Powieszenie rzeźby Papieża to wolność słowa.
Powieszenie zdjęć europosłów to zbrodnia nienawiści.
Wystawienie Politycznych Aktów Zgonu to mowa nienawiści. Mimo, że nie ma w nich ani słowa nawiązującego do przemocy . Ot MW uznaje, że dany polityk dla nich nie żyje. MW nie jest tu oryginalna bo kopiuje postępowanie ortodoksyjnych Żydów. Gdy ich dorosłe dziecko zwiąże się z gojem lub gojką odmawiają w ich intencji Kadisz i uznają, że są martwi. Znaczy dzieci.
Zbiórka pieniędzy na zabójstwo Kaczora to wolność słowa.

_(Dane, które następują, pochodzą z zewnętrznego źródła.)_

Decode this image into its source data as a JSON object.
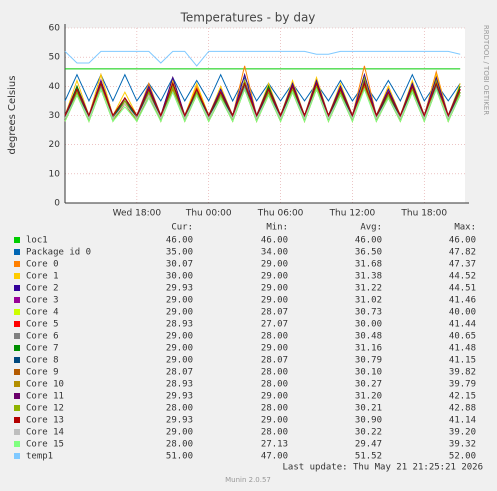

Rozbita przez pijaczka szyba w synagodze w Gdańsku to zbrodnia nienawiści.
Rozbijane szyby w dziesiątkach polskich kościołów katolickich to…… nic. A opluwanie Kościoła Katolickiego na portalach czy w wystąpieniach polityków nie ma na to wpływu.
Stwierdzenie faktu, że pośród pedofilów jest nad reprezentacja homoseksualistów to mowa nienawiści
Wyzywanie księży katolickich od pedofilów to wolność słowa.
Podobno mówienie w TVP o przekrętach śp. Adamowicza spowodowało, że psychicznie chory człowiek który się tego naoglądał, go zamordował…….
Według tych samych ludzi oglądanie pornografii, łatwość dostępu do niej nie ma wpływu na ilość gwałtów. Wręcz zboczeniec czy psychicznie chory człowiek jak się naogląda pornoli w tym gwałtów kończących się orgazmem kobiety nie będzie gwałcił…… rozładuje się.
Jak śmiesz moją lewicową wolność słowa porównywać z twoją prawicową mową nienawiści.